After considering these submissions, the Court analyzed all three grounds for rejection of the petitioner’s application, the first of which was the ‘selection of a variety not suitable for cultivation of rose-cut flowers’. In this regard, the Court added that the scheme nowhere mentioned what particular varieties of rose flowers or other flowers can be grown to claim subsidy under it. Further, the bench added that once both the Joint Inspection reports for the inspection stated that the petitioner’s project conforms to technical specifications as per NHB standards, the NHB could not reject the petitioner’s claim for subsidy on this ground. 

Regarding the next ground for rejection (‘Rose crop condition was found poor’), the Court was of the opinion that the first inspection report mentioned that ‘crop was in good condition’, and that even at the second inspection, the Joint Inspection team did not say that the crop was in poor condition. It noted the existence of the rose crop. The Court added that the view that the crop was in poor condition was formed based on certain photographs taken at the time of revisit without the Joint Inspection team saying so, and this reason was not accepted by the Court. 

For the third reason (‘Appraisal of the project not proper’), the Court added that the petitioner’s case falls under the category of making a claim for full subsidy after taking a term loan and completing the project. For this category, the Court added that no financial appraisal report was needed and thus it was not open to the NHB to reject his claim on the ground that the ‘financial appraisal report was not proper’. 

Also, the Court added that the Bank had advanced a substantial amount after appraisal of the project and it was its duty to place the said documents (agreement note) before NHB. Had the project not been apprised properly, the Bank would not have granted any loan to the petitioner at all, the Court held. 

Thus, the Court was of the opinion that the reasons given by the NHB for rejecting the petitioner’s subsidy claim were arbitrary, perverse, contrary to the record and the norms mentioned in the Scheme framed by the NHB and also violative of Articles 14 and 300A of the Constitution of India. 

The Court held that the NHB would undoubtedly fall within the ambit of the term State used in Article 12 of the Constitution of India, and if it had laid down certain standards or norms of eligibility for a benefit such as a subsidy, it cannot arbitrarily apply new norms to reject a claim for subsidy or ignore the norms laid by it in the very Scheme framed by it. 

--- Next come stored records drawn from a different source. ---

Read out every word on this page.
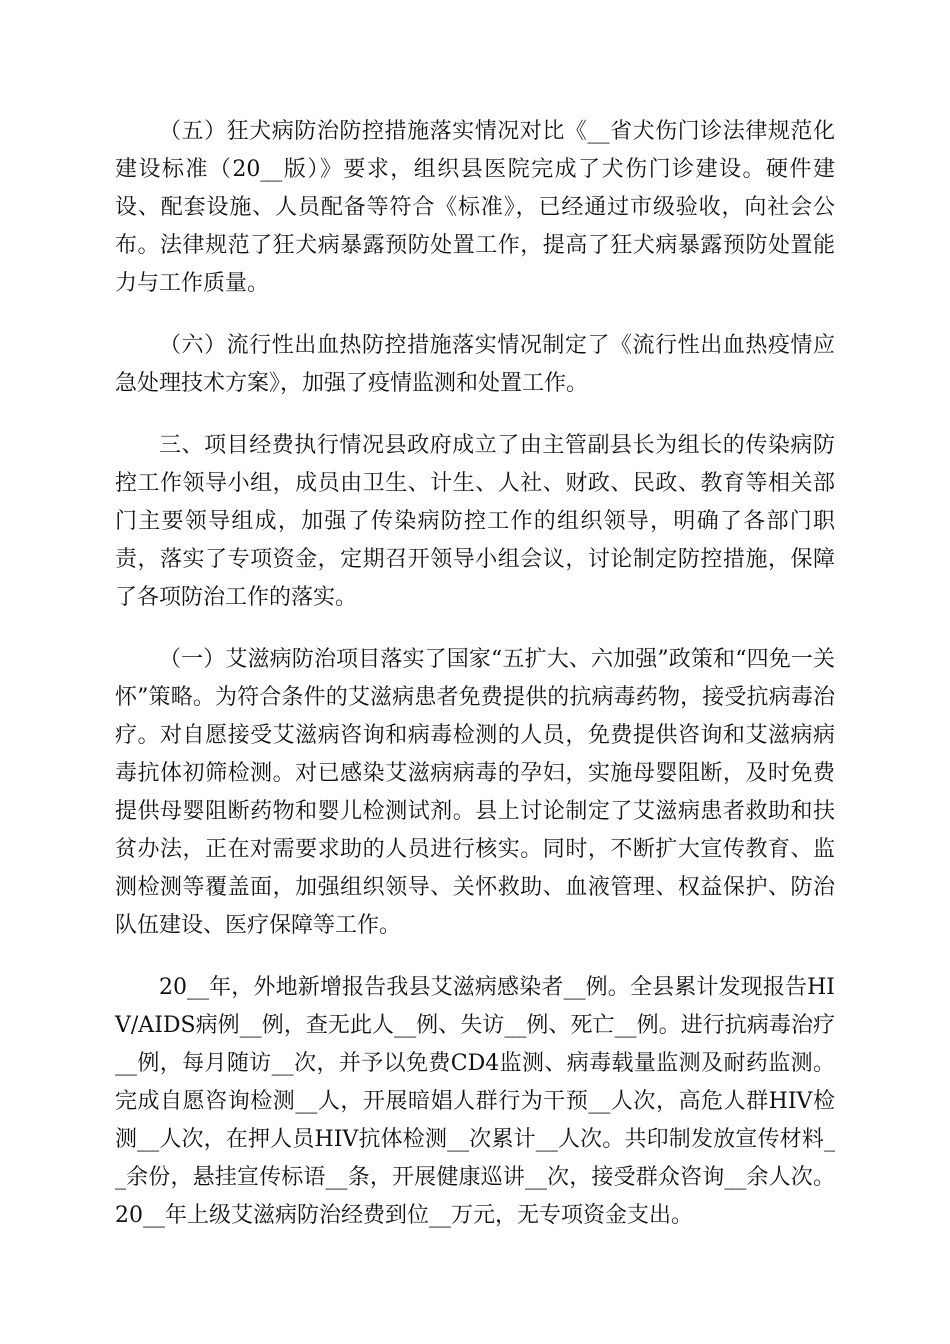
（五）狂犬病防治防控措施落实情况对比《__省犬伤门诊法律规范化建设标准（20__版）》要求，组织县医院完成了犬伤门诊建设。硬件建设、配套设施、人员配备等符合《标准》，已经通过市级验收，向社会公布。法律规范了狂犬病暴露预防处置工作，提高了狂犬病暴露预防处置能力与工作质量。

（六）流行性出血热防控措施落实情况制定了《流行性出血热疫情应急处理技术方案》，加强了疫情监测和处置工作。

三、项目经费执行情况县政府成立了由主管副县长为组长的传染病防控工作领导小组，成员由卫生、计生、人社、财政、民政、教育等相关部门主要领导组成，加强了传染病防控工作的组织领导，明确了各部门职责，落实了专项资金，定期召开领导小组会议，讨论制定防控措施，保障了各项防治工作的落实。

（一）艾滋病防治项目落实了国家“五扩大、六加强”政策和“四免一关怀”策略。为符合条件的艾滋病患者免费提供的抗病毒药物，接受抗病毒治疗。对自愿接受艾滋病咨询和病毒检测的人员，免费提供咨询和艾滋病病毒抗体初筛检测。对已感染艾滋病病毒的孕妇，实施母婴阻断，及时免费提供母婴阻断药物和婴儿检测试剂。县上讨论制定了艾滋病患者救助和扶贫办法，正在对需要求助的人员进行核实。同时，不断扩大宣传教育、监测检测等覆盖面，加强组织领导、关怀救助、血液管理、权益保护、防治队伍建设、医疗保障等工作。

20__年，外地新增报告我县艾滋病感染者__例。全县累计发现报告HIV/AIDS病例__例，查无此人__例、失访__例、死亡__例。进行抗病毒治疗__例，每月随访__次，并予以免费CD4监测、病毒载量监测及耐药监测。完成自愿咨询检测__人，开展暗娼人群行为干预__人次，高危人群HIV检测__人次，在押人员HIV抗体检测__次累计__人次。共印制发放宣传材料__余份，悬挂宣传标语__条，开展健康巡讲__次，接受群众咨询__余人次。20__年上级艾滋病防治经费到位__万元，无专项资金支出。
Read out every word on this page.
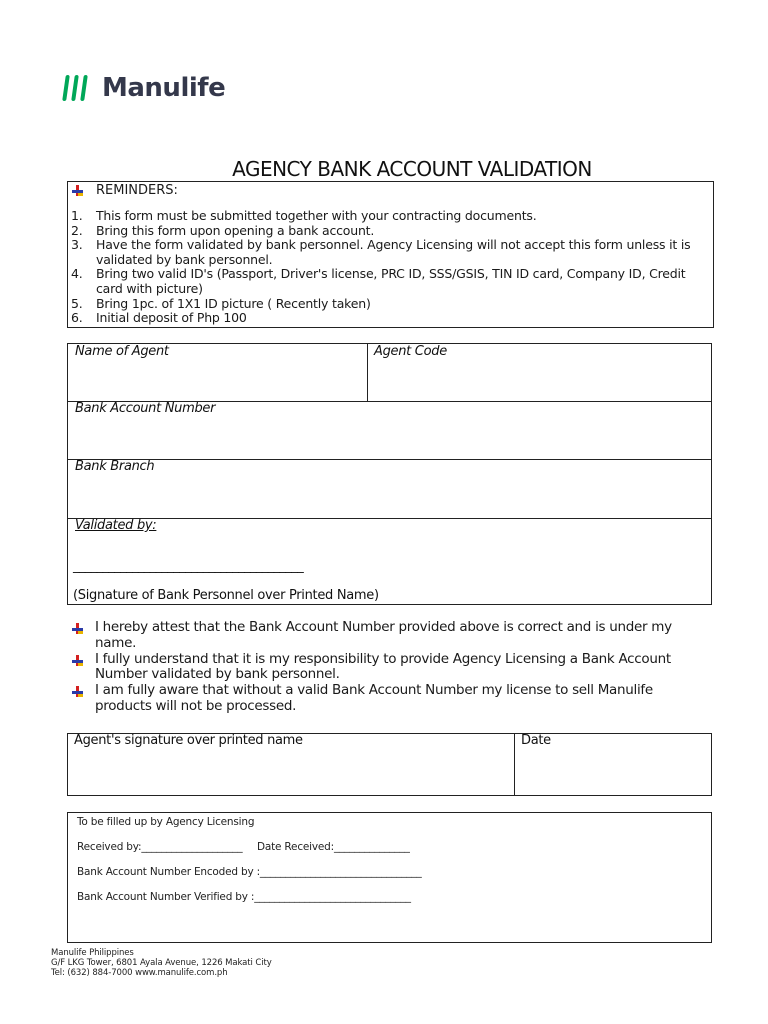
Manulife
AGENCY BANK ACCOUNT VALIDATION
REMINDERS:
1.	This form must be submitted together with your contracting documents.
2.	Bring this form upon opening a bank account.
3.	Have the form validated by bank personnel. Agency Licensing will not accept this form unless it is validated by bank personnel.
4.	Bring two valid ID's (Passport, Driver's license, PRC ID, SSS/GSIS, TIN ID card, Company ID, Credit card with picture)
5.	Bring 1pc. of 1X1 ID picture ( Recently taken)
6.	Initial deposit of Php 100
Name of Agent	Agent Code
Bank Account Number
Bank Branch
Validated by:
_______________________________________
(Signature of Bank Personnel over Printed Name)
I hereby attest that the Bank Account Number provided above is correct and is under my name.
I fully understand that it is my responsibility to provide Agency Licensing a Bank Account Number validated by bank personnel.
I am fully aware that without a valid Bank Account Number my license to sell Manulife products will not be processed.
Agent's signature over printed name	Date
To be filled up by Agency Licensing
Received by:____________________ Date Received:_______________
Bank Account Number Encoded by :________________________________
Bank Account Number Verified by :_______________________________
Manulife Philippines
G/F LKG Tower, 6801 Ayala Avenue, 1226 Makati City
Tel: (632) 884-7000 www.manulife.com.ph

It was also held that the principle of promissory estoppel is also attracted in the instant case since on the assumption of receiving subsidy on fulfillment of norms prescribed in the Scheme, the petitioner approached the Bank, obtained a loan, and completed the project, thus changing his position. Thus, the Court held that the Rules of equity, fairness and promissory estoppel require that the Court should set aside the impugned order on the ground of it being wholly arbitrary, unreasonable and contrary to the terms of the Scheme. 

Coming to the claim of the petitioner for compensation for the losses suffered by him on account of the interest charged by the Bank on the proportionate term loan amount of Rs. 46.90 lakh, the Court held that it required evidence and thus could not be adjudicated conveniently in a Writ Petition filed under Art.226 of the Constitution of India.

Thus, the petition was allowed while directing the National Horticulture Board to release the amount of Rs. 46.90 lakh the petitioner within four weeks from the date of this decision with interest @ 9% per annum from the date of the petitioner making such claim till the date of payment.  The cost of Rs 25,000 was also imposed on NHB.